Calculator inputs
Use the form below to compare two variants using conversion data. Results appear above this form after submission.
Example data table
| Variant | Visitors | Conversions | Conversion Rate | Revenue per Conversion |
|---|---|---|---|---|
| A | 10,000 | 480 | 4.80% | $35.00 |
| B | 10,050 | 560 | 5.57% | $35.00 |
This example mirrors a common landing page experiment. Use the example button to preload the same numbers into the calculator.
Formula used
Conversion rates: pA = conversionsA ÷ visitorsA, and pB = conversionsB ÷ visitorsB.
Absolute lift: pB − pA. This shows percentage-point change between the two variants.
Relative uplift: (pB − pA) ÷ pA. This shows proportional change relative to Variant A.
Pooled rate: (conversionsA + conversionsB) ÷ (visitorsA + visitorsB).
Pooled standard error: √[p̄(1−p̄)(1/nA + 1/nB)] where p̄ is the pooled rate.
Z-score: (pB − pA) ÷ pooled standard error. Larger magnitude means stronger evidence.
P-value: Derived from the standard normal distribution using the chosen one-tailed or two-tailed setting.
Confidence interval for lift: (pB − pA) ± z* × unpooled standard error.
Projected impact: future visitors × lift = estimated extra conversions. Extra conversions × value per conversion = estimated value impact.
How to use this calculator
- Enter visitors and conversions for both experiment variants.
- Choose your confidence level based on your release risk tolerance.
- Select the hypothesis direction that matches your test design.
- Add projected visitors and value per conversion for business impact forecasting.
- Click Calculate Confidence to generate statistical and business outputs.
- Review the result panel, confidence interval, p-value, and observed power.
- Use the chart to visually compare conversion rates and interval ranges.
- Download the result summary as CSV or PDF for reporting.
Frequently asked questions
1. What does this calculator measure?
It compares two conversion rates using a z-test for proportions. It reports lift, p-value, confidence interval, confidence score, and projected business impact from the observed difference.
2. When should I use a two-tailed test?
Use a two-tailed test when you only care whether the variants differ, regardless of direction. It is the safer default when your experiment plan did not specify a directional hypothesis beforehand.
3. What does the p-value mean here?
The p-value estimates how surprising your observed difference would be if no true difference existed. Smaller values indicate stronger evidence against the null hypothesis.
4. Is confidence score the same as business certainty?
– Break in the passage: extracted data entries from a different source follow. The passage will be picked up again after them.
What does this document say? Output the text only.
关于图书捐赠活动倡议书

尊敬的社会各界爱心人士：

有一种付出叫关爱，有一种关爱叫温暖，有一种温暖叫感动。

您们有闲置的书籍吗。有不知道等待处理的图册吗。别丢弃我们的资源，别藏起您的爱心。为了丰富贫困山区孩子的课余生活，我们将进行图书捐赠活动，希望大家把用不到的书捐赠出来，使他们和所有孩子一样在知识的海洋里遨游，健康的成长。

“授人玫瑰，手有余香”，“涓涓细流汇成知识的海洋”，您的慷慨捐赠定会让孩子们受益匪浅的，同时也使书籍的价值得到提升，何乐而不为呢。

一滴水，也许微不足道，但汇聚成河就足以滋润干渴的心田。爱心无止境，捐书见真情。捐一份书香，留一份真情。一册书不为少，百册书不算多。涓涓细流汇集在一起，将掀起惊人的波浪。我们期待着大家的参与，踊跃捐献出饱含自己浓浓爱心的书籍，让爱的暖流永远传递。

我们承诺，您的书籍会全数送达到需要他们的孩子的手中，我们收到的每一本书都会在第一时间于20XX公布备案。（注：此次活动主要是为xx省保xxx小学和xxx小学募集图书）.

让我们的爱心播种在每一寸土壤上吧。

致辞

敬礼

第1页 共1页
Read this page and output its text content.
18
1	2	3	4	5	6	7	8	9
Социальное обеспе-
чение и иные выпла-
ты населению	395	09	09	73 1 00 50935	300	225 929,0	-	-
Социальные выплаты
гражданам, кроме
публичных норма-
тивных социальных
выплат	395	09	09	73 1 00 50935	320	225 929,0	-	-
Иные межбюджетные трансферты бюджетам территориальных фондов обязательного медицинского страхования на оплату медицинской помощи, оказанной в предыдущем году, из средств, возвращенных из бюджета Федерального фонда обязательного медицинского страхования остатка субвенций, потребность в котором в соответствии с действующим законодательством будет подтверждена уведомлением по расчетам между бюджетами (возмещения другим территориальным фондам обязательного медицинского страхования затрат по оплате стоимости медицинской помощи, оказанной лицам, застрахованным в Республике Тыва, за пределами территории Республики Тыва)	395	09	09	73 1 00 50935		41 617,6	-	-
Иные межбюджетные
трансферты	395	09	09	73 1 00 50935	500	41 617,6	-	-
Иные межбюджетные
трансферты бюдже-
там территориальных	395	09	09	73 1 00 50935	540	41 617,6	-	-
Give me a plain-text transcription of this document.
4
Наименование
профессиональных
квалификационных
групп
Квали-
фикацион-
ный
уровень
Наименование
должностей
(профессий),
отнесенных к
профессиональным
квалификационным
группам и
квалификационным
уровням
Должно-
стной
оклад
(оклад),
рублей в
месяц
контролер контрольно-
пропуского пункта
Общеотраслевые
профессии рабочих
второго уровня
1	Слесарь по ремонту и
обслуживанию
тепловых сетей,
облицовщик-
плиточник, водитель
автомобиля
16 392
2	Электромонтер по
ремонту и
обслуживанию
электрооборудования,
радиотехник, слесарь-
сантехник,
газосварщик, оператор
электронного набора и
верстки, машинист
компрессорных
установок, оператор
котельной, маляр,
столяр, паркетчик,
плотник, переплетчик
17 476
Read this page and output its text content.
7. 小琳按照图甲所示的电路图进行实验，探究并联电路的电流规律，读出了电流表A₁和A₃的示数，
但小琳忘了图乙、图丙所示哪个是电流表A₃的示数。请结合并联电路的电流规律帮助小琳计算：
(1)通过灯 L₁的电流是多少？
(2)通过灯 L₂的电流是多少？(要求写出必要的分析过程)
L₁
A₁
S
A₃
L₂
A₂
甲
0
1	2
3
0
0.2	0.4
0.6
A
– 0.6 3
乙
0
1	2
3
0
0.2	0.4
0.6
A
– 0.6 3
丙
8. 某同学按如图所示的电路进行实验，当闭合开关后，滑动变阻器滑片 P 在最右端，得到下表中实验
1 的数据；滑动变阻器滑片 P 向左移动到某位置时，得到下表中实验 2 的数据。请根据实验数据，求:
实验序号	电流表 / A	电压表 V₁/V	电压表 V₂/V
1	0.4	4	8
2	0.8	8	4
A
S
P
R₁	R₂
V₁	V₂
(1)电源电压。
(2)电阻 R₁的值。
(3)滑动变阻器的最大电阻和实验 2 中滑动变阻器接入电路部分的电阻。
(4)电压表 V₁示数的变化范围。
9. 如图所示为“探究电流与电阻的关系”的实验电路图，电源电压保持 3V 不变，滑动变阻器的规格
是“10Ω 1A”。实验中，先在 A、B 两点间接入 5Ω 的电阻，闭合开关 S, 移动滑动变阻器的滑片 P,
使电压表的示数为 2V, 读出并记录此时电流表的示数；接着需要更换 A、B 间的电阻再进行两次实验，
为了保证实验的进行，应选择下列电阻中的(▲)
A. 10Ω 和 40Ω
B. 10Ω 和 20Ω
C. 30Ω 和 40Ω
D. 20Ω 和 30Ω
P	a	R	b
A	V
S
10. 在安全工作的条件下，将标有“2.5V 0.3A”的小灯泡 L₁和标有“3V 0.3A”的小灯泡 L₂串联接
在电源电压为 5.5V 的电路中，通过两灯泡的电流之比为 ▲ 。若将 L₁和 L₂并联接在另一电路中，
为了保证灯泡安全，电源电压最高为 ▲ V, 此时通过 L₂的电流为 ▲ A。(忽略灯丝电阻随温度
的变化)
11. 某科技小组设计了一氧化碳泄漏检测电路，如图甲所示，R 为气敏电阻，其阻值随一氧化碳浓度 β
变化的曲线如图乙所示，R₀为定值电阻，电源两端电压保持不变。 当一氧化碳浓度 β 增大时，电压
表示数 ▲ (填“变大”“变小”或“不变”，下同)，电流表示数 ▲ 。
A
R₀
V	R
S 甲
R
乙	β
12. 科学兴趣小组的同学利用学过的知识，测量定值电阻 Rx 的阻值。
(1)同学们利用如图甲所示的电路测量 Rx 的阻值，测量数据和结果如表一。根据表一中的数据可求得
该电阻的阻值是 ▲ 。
No. Statistical confidence reflects evidence in the sample, not guaranteed future performance. Business certainty also depends on seasonality, tracking quality, implementation risk, and experiment duration.
5. Why can a result be positive but still inconclusive?
A positive lift may still be too small relative to sampling noise. If variance is high or sample size is limited, the interval can still include zero, making the test inconclusive.
6. What is observed power?
Observed power is an approximate estimate based on the measured effect size and sample data. It is useful as context, but prospective sample-size planning remains the better design method.
7. Can I use this for revenue or signup tests?
Yes, as long as the main success metric is binary, such as signup or purchase. For continuous metrics like average order value, use a different statistical test.
8. Should I stop a test as soon as significance appears?
Not usually. Peeking too often can inflate false positives. Follow a preplanned sample target or stopping rule, then evaluate the final result using consistent criteria.